Psychiatric disorders: common - depression, nervousness, nightmares, drowsiness; rare - delirium with visual and auditory hallucinations, disorientation, speech disorders.
Nervous system disorders: common – headache, asthenia, discomfort, fatigue, weakness, dizziness, paresthesia, mood changes, weight gain; rare – dysgeusia; very rare – there have been isolated reports of cases of pseudotumor cerebri; uncommon – convulsions.
On the part of the organs of vision: common - visual impairment; very rare - conjunctivitis.
On the part of the auditory system: common - tinnitus.
Clinical trials and epidemiological data suggest that the use of some NSAIDs (especially at high doses and in long-term use) may be associated with a small increased risk of arterial thrombotic events (e.g. myocardial infarction, stroke). There are insufficient data to exclude such a risk for ketoprofen.

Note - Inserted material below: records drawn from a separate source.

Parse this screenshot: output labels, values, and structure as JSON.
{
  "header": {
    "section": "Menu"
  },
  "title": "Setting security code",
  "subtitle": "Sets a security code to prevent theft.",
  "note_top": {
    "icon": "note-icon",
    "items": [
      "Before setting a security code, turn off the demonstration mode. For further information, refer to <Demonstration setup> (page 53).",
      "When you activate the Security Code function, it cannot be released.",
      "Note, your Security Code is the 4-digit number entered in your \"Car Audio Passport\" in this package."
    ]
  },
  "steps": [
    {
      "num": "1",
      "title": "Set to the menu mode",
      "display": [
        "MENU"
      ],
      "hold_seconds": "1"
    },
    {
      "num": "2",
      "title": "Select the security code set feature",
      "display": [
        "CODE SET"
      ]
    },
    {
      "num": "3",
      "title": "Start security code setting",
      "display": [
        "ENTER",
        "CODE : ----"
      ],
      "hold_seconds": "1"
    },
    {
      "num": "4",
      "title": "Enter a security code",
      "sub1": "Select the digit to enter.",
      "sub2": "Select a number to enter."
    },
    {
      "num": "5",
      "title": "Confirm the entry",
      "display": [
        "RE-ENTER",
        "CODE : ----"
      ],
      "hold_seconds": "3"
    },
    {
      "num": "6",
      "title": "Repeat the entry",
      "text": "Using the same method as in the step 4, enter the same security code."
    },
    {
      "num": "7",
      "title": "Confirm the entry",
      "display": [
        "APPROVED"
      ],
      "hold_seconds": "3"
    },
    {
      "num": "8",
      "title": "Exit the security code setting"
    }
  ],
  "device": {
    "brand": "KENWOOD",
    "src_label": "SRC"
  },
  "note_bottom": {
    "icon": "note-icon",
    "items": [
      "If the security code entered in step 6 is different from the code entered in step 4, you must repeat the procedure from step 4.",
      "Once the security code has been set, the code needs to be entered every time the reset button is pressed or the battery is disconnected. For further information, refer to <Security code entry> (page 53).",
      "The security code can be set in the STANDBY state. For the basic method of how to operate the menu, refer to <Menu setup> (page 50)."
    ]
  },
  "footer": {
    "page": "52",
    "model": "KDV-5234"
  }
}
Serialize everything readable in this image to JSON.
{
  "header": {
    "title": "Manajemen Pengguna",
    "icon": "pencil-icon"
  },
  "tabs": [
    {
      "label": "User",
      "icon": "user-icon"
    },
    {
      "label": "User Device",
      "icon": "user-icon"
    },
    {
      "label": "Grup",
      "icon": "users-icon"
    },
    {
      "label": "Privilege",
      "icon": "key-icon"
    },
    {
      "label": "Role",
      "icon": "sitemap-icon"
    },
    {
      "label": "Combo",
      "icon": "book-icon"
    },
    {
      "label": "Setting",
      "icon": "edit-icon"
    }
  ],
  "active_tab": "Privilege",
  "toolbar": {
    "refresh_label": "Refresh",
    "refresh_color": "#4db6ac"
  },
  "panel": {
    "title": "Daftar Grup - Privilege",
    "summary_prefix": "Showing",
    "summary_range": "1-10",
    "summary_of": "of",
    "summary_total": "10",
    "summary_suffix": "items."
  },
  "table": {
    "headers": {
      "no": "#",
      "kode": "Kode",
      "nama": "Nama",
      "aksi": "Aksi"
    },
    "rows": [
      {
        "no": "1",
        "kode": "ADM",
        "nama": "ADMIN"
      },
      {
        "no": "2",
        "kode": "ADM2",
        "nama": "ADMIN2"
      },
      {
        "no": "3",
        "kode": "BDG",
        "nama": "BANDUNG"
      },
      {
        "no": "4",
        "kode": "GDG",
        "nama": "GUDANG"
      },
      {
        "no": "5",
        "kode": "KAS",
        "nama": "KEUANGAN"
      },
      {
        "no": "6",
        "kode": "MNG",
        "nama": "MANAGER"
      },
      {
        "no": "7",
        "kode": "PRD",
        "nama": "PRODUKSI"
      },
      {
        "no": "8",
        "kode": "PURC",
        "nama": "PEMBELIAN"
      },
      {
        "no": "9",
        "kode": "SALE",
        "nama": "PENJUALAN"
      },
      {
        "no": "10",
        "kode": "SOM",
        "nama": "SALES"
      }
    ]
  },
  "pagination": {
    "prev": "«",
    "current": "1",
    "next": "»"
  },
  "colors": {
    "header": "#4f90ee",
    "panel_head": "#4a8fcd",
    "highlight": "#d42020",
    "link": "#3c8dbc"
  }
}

Respiratory system: uncommon - hemoptysis, shortness of breath, pharyngitis, rhinitis, bronchospasm, laryngeal edema (signs of anaphylactic reaction); rare - asthma attacks.
On the part of the hepatobiliary system: very rarely - severe liver dysfunction accompanied by jaundice and hepatitis, abnormal renal function tests.
Skin: common - skin rashes; uncommon - alopecia, eczema, purpura-like rashes, sweating, urticaria, exfoliative dermatitis, spherobizh; rare - photosensitivity, photodermatitis; very rare - bullous reactions, including Stevens-Johnson syndrome and toxic epidermal necrolysis.
From the urinary system: very rarely - acute renal failure, interstitial nephritis, nephrotic syndrome, acute pyelonephritis; frequency unknown - abnormal renal function tests.
From the reproductive system: uncommon - menometrorrhagia.
Laboratory indicators: very common - deviations from the norm of liver transaminase levels, increased levels of transaminases, bilirubin in the blood serum due to disorders associated with diabetes; uncommon - during treatment with NSAIDs, ALT and AST levels increase significantly.
Ketoprofen reduces platelet aggregation, thereby prolonging bleeding time.
Expiration date
3 years.
Do not use after the expiry date stated on the packaging.
Storage conditions
Store in a dry place, protected from light, at a temperature not exceeding 25 °C.
Keep out of reach of children.
Packaging
10 tablets in a blister.
10 (1 blister), 20 (2 blisters) or 20 (1 blister) in a cardboard box.
Vacation category
According to the recipe.
Producer
Pharmaceutical Plant "POLPHARMA" S.A.
Location of the manufacturer and its business address.
Production branch in Nowa Dębka, Metalowca Street 2, 39-460 Nowa Dębka, Poland.